Hisselerinin yüzde 75'ini Belçika-Fransa ortaklığındaki Dexia'ya 2,4 milyar dolara (toplam hissesi 3,2 milyar dolar)devreden Denizbank'ın Genel Müdürü Ateş, bankanın kuruluşundan bu yana kaptan köşkünde oturuyor. Ateş, Halkbank'ın halka arzında Deniz Yatırım olarak aracılık yapacaklarını belirtiyor. İyi bir fiyat ve ilgi beklediğini söyleyen Ateş, "Oluşacak fiyatlara göre ve yasaların izin verdiği ölçüde biz de hisse satın alabiliriz. Yüzde 75'inin satışı konusunda henüz net bir durum yok. Fakat şartlar uygun olursa Denizbank olarak bu konuyla yakından ilgileniyoruz." bilgisini veriyor.
Ziraat Bankası'nın şimdiki Genel Müdürü Can Akın Çağlar'ın doğru kararlar alındığında nasıl iyi sonuçlar elde edileceğini gösterdiğine işaret eden Ateş, "Ziraat, adı gibi köylünün, çiftçinin finansmanı bakımından çok önemli. Çok yakın bir zamanda özelleştirilebileceğine inanmıyorum. Zaten özelleşmenin gerekli olduğunu da düşünmüyorum. Profesyonelce ve özerk yönetilmesi ile stratejik konumu korunmalı." diye konuştu. Türkiye ekonomisinin 5 yıldır büyüdüğünü kaydeden Genel Müdür, cumhuriyet tarihinde ender rastlanan bu gelişmenin 6. yılda da tekrar edeceğini söylüyor.
Seçim piyasaların gazını alır
2007'de Cumhurbaşkanlığı ve parlamento seçimlerinin sağlıklı bir şekilde atlatılmasını bekleyen Ateş, seçim ile piyasaların gazının alınmış olacağını ifade ediyor. Ateş'e göre seçimlerde sadece iki partinin Meclis'e girme olasılığı yüksek. Fakat Koalisyon olursa da piyasalar bunu yadırgamaz. Çünkü Türkiye genellikle koalisyonlar tarafından yönetildi. Seçimlerden sonra cari açıkta hafif bir iyileşme beklentisi hakim. Bütçe açığının daralması ve kamu borçlarının azalma trendine girmesi çok iyi gelişme. Fakat üretime dönük sanayinin desteklenmesi ve ihracatçının kur baskısının önlenmesi gerekli.

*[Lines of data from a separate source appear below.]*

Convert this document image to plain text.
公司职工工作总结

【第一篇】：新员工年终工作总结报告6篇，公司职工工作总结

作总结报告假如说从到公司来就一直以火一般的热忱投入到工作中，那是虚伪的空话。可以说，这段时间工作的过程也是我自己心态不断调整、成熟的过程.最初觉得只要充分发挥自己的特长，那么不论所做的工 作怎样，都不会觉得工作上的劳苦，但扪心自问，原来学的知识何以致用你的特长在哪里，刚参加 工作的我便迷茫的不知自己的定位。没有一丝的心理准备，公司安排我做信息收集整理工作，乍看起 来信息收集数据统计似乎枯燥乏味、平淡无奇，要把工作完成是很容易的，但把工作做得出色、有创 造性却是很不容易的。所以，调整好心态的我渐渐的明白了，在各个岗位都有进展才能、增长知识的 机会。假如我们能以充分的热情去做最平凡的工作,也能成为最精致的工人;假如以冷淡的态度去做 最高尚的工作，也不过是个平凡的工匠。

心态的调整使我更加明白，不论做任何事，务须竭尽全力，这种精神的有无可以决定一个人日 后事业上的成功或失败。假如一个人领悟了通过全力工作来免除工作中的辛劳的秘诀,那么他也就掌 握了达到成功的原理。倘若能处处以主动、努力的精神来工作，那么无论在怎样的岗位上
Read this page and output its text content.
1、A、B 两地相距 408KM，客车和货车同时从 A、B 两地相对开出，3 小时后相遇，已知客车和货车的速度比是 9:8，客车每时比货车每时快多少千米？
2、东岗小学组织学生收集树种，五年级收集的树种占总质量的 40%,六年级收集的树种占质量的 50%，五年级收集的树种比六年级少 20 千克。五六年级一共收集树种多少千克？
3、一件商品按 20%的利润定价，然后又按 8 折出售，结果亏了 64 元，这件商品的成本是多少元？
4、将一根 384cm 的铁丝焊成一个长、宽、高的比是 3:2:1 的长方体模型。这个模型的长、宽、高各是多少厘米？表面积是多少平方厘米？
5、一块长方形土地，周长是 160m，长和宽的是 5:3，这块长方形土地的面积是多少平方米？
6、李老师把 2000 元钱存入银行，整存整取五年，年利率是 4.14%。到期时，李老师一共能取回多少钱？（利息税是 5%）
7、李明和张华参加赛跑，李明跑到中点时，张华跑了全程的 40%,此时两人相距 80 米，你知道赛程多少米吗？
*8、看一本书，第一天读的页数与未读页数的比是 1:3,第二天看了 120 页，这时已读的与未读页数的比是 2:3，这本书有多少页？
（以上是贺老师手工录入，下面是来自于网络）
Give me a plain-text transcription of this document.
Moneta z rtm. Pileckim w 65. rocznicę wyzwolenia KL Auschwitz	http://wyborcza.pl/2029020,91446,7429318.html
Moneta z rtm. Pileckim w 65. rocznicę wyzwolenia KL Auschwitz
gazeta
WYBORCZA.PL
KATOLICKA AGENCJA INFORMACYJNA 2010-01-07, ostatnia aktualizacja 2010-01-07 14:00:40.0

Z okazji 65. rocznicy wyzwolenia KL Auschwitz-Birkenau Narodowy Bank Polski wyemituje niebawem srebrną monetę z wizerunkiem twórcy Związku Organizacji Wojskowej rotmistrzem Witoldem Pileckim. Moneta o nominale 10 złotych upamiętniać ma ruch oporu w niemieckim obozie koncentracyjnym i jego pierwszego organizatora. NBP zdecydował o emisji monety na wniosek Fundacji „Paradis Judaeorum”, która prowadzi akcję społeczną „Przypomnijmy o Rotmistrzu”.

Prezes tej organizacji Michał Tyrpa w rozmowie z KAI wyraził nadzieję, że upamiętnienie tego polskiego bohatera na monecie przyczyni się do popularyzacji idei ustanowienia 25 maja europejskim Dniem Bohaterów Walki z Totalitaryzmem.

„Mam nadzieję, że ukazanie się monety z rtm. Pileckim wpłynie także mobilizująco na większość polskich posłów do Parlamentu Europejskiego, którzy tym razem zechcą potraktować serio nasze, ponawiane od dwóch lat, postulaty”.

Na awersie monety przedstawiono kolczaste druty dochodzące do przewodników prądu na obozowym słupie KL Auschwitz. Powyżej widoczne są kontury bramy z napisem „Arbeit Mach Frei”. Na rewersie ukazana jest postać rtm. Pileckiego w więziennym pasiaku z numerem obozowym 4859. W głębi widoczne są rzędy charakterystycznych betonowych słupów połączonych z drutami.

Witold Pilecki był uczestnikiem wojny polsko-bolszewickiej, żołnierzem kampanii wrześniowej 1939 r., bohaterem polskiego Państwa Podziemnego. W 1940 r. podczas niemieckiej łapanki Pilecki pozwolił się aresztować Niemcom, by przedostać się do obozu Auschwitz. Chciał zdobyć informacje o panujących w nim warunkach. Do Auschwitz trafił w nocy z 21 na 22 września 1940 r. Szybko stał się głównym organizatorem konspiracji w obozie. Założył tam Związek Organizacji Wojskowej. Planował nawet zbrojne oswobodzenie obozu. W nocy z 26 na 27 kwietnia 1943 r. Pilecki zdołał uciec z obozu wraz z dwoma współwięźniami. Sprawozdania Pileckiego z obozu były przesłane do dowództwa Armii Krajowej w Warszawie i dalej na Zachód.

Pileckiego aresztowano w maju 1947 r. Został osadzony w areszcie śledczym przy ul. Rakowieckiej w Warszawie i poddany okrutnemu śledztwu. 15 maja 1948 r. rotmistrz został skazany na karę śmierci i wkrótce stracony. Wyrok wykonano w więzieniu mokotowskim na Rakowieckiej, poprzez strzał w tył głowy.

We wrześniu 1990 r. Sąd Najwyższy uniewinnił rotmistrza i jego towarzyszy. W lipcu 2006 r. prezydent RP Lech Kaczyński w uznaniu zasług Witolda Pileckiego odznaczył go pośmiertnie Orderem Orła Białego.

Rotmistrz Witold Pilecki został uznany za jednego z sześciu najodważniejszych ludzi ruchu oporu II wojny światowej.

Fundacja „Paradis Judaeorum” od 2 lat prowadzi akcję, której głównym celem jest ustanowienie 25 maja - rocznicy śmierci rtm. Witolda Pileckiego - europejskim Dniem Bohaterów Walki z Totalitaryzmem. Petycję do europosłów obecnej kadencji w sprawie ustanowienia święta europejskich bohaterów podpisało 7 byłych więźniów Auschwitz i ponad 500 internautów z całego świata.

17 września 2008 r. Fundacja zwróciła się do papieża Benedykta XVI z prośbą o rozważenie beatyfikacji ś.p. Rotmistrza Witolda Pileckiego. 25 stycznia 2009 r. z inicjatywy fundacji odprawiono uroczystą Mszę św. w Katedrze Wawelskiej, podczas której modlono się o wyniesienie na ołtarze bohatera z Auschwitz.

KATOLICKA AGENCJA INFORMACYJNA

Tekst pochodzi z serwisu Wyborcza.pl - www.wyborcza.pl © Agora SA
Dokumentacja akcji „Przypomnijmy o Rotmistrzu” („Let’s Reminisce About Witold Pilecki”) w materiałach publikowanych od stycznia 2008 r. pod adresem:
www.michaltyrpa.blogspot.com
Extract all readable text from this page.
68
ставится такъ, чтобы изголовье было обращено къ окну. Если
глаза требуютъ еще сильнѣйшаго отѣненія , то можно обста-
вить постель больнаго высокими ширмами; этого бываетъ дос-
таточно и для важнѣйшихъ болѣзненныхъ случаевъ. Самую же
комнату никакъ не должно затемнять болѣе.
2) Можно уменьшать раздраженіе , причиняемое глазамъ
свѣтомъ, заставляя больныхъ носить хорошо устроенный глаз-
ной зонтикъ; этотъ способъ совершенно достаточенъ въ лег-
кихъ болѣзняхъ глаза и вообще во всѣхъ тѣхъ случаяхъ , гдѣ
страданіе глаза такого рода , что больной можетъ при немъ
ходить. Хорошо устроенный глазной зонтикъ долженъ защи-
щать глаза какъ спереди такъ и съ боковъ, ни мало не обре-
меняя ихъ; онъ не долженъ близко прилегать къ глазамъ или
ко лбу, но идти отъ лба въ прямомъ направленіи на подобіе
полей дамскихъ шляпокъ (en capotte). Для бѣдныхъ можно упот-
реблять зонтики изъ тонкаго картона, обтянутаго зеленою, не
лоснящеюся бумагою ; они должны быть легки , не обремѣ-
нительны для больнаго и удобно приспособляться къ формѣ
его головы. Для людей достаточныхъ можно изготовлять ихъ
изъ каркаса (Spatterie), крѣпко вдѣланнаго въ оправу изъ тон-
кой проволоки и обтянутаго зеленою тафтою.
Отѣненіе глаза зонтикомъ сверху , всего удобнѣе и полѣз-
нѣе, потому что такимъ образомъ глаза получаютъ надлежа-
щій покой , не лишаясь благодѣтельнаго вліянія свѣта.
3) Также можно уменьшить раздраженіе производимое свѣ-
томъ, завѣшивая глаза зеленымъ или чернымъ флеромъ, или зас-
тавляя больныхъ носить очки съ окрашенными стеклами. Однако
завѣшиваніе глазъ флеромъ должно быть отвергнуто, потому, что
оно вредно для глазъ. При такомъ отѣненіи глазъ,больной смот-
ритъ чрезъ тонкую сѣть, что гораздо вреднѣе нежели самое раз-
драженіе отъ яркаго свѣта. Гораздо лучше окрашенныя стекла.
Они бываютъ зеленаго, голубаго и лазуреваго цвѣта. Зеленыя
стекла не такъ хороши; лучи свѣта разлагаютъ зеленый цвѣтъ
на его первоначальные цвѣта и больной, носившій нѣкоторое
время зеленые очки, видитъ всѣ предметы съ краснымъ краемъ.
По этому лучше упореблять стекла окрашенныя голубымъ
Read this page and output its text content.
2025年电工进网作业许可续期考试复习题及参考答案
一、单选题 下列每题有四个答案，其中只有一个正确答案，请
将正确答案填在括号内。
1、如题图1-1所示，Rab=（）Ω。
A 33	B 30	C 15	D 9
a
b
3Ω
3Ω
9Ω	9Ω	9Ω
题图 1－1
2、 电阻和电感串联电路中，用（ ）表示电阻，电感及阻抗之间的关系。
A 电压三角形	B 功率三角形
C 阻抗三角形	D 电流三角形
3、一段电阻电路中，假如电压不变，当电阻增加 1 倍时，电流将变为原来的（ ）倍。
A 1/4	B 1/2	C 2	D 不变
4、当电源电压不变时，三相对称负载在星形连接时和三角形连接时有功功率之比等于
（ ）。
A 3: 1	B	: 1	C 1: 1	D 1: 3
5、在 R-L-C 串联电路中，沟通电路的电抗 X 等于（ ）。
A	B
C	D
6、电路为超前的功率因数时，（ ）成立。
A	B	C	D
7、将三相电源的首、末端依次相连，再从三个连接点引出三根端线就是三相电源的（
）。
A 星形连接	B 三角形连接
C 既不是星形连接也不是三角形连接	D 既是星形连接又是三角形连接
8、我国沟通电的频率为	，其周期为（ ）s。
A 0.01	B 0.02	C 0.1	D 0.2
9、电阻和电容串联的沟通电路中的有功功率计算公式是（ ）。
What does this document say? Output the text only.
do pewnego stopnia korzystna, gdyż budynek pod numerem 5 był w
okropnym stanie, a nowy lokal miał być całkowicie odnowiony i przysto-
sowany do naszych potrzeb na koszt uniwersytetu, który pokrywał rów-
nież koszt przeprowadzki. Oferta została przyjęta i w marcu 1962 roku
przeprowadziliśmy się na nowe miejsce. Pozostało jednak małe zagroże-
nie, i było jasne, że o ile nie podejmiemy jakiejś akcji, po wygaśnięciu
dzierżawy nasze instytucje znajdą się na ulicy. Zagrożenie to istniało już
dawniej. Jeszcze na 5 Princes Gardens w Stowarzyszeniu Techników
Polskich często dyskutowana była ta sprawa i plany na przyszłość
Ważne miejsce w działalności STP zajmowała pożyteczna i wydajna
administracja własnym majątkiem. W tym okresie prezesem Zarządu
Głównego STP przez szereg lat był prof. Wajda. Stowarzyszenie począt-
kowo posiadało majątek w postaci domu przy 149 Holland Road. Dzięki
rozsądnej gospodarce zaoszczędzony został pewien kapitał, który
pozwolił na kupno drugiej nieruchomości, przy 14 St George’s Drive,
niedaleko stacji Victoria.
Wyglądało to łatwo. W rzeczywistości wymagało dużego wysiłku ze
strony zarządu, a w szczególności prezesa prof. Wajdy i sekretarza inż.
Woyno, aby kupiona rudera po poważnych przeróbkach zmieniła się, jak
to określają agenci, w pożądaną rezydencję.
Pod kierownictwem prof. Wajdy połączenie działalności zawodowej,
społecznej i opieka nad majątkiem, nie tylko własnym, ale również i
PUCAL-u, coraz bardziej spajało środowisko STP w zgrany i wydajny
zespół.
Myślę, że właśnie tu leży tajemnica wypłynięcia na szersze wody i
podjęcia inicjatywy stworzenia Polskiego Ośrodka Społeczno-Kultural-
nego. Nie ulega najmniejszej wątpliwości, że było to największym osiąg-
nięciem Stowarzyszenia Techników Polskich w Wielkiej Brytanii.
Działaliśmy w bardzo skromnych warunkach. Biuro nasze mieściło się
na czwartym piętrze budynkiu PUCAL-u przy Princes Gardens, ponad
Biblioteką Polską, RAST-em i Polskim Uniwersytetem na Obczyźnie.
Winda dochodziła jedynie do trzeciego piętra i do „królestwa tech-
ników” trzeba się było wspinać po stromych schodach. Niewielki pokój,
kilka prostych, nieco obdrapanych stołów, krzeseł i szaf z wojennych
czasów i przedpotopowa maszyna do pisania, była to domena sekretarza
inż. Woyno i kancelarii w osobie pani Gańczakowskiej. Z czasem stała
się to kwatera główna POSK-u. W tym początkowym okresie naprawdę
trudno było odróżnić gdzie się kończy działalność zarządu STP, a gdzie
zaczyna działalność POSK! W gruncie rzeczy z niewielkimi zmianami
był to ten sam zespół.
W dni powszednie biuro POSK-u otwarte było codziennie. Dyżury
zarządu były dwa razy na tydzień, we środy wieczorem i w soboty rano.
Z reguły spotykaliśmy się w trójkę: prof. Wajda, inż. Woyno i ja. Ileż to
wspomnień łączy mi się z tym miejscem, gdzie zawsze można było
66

2007'deki seçimlere özel bir önlem almadıklarının altını çizen Ateş, yerli yatırımcının biraz daha panik atak davranabildiğini; fakat yabancının daha kararlı davrandığını bildiriyor. 2007'de enerji, sağlık ve turizm sektörlerinin yıldızının parlayacağını, taşıt ve konut kredilerinde ise aşağı doğru bir ralli yaşanmasını bekleyen Ateş, "Faizlerde ciddi düşüşler olacak. Şu an reel faizler çok yüksek. Enflasyon hedefi yüzde 4 iken faizlerin en fazla yüzde 12-14 arasında olması gerekir. Şu anda mortgage'ı uygulamaya başlayabilirsiniz. Fakat faizler nedeniyle C sosyoekonomik grubuna giremezseniz. Zengin adam daha pahalıya satmak için 5 tane ev alır. Fakat satacağı adam da aynı mantıkla 5 ev almıştır. Böylece mortgage da manasını yitirir." diyor. Ateş, 2010'da 500 şube sayısına ulaşmayı hedeflediklerini vurgulayarak, her yıl 45 şube açacaklarını, istihdam için de 2 binin üzerinde kapasiteleri olduğunu kaydediyor.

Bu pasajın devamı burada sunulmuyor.